У него даже под лопаткой заныло, закололо: надо же, какую хитрую пакость задумали преподнести ему благообразные старцы! И ведь момент выбрали — когда идёт всенародное обсуждение проекта Конституции. Тут дело пахнет большой политикой… Верно рассуждает Егорка: шуму не оберёшься. А может, всё-таки оба они специально подосланы тёткой Степанидой припугнуть его? Чтобы подумал, поразмышлял да сговорчивее сделался. Впрочем, у них есть и веские личные мотивы для того, чтобы сообщить ему всё это. Китаец, например, всерьёз боится потерять работу, остаться без солидного, надо полагать, "навара", который он ежедневно наскабливает со своих посреднических махинаций.

Ну, а Егорка? Ведь не по доброте душевной впутался он в это небезопасное дело. Какая ему корысть? Может, рассчитывает лучшую делянку получить на зареченском взгорке, на переселенческой улице? Кто его знает.

В любом случае — не надо подавать вида.

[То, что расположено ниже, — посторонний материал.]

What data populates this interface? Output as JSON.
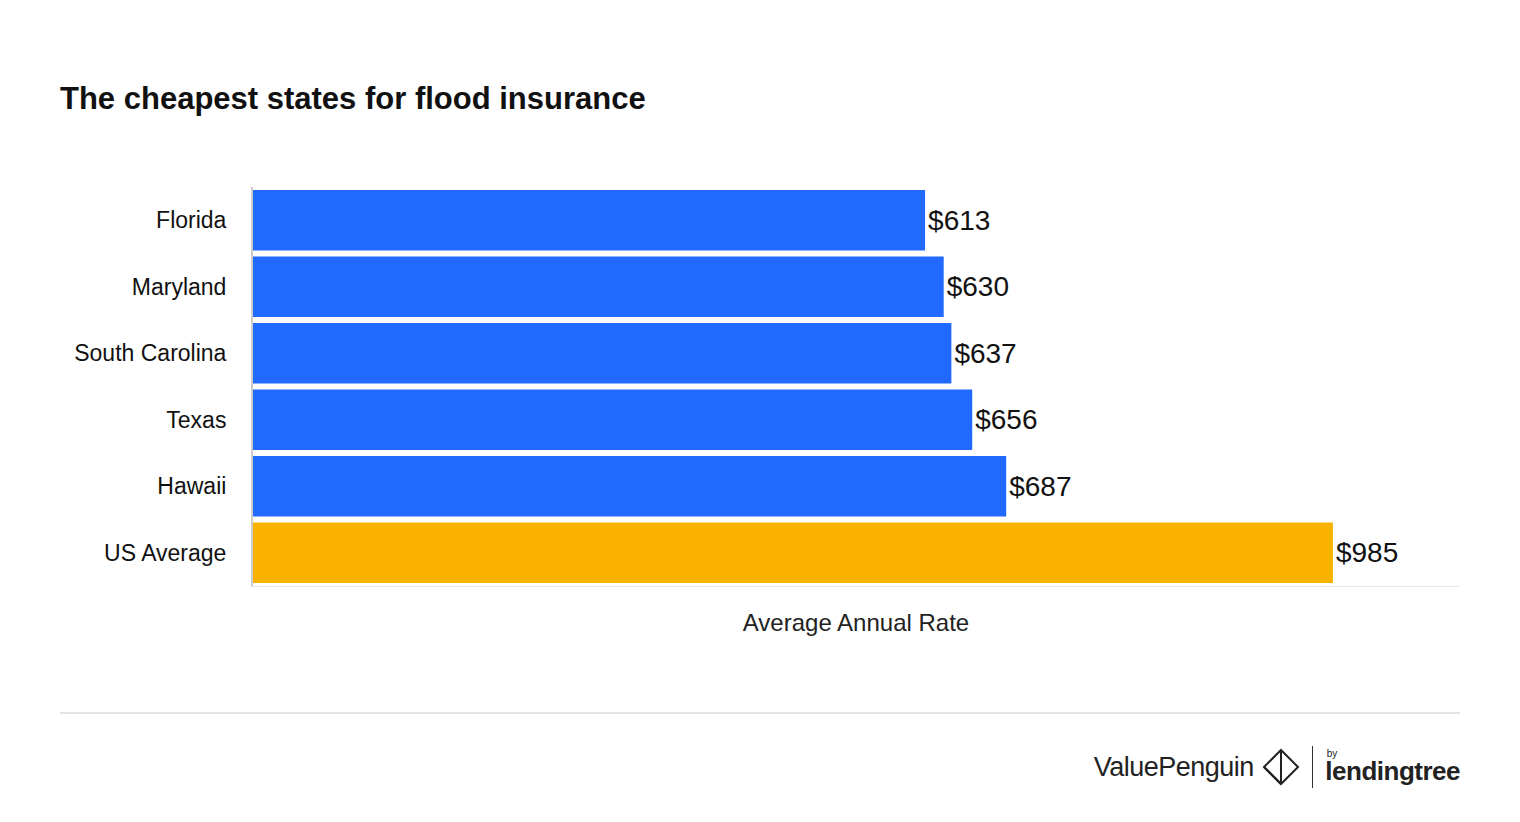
{
  "chart_data": {
    "type": "bar",
    "orientation": "horizontal",
    "title": "The cheapest states for flood insurance",
    "x_label": "Average Annual Rate",
    "categories": [
      "Florida",
      "Maryland",
      "South Carolina",
      "Texas",
      "Hawaii",
      "US Average"
    ],
    "values": [
      613,
      630,
      637,
      656,
      687,
      985
    ],
    "value_labels": [
      "$613",
      "$630",
      "$637",
      "$656",
      "$687",
      "$985"
    ],
    "colors": [
      "#2169ff",
      "#2169ff",
      "#2169ff",
      "#2169ff",
      "#2169ff",
      "#f9b200"
    ],
    "xlim": [
      0,
      1100
    ],
    "xticks": [],
    "data_labels": true,
    "tick_labels": "y",
    "grid": false,
    "annotations": [
      "ValuePenguin",
      "by",
      "lendingtree"
    ]
  }
}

Они сказали, он услышал, ну и лады — разошлись в разные стороны, будто никакого разговора и не было.

Китаец, покачивая головой, всё ещё страдальчески хныкал, зато Егорша равнодушно чавкал, как бугай на пастбище, иногда хлопал комарьё на бронзовых скулах.

— Ты бы хоть серу жевал, — сказал ему Вахрамеев. — Листвяжную.

— Я её зимой жую, — буркнул Егорка. — А летом — зелень. У меня, значица, дёсны болят. Старуха велит смородину жевать.

— Какая старуха?

— Да Волчиха, знахарка наша. У неё и про любовь травка имеется. Тебе ещё не занадобилась? — Савушкин приподнял рыжую бровь, озорно стрельнул ореховым прилипчивым глазом. — Могу спросить.

— Но-но! насупился Вахрамеев. — Чо мелешь-то, бормота непутёвая?

— Да я к слову, — придурился Егорка. — Это ведь кому чево потребно.

Неужто пронюхал про Фроську? Вполне возможно. В этой Черемше, как в курятнике: не успеет курица снести яйцо, а накудахчут на готовый цыплячий выводок.

— Чего робить-то будешь? — с деланным интересом спросил Савушкин, поднимаясь с травы.

— Что-нибудь буду… — Вахрамеев потянулся, втоптал каблуком окурок, краем глаза замечая вытянутое, настороженное лицо китайца: уж больно ему хотелось услышать, какое-такое решение примет председатель! — Подумаем, обмозгуем. Как говорится, оценим обстановку. А уж потом и дело сделаем. За разговор — спасибо.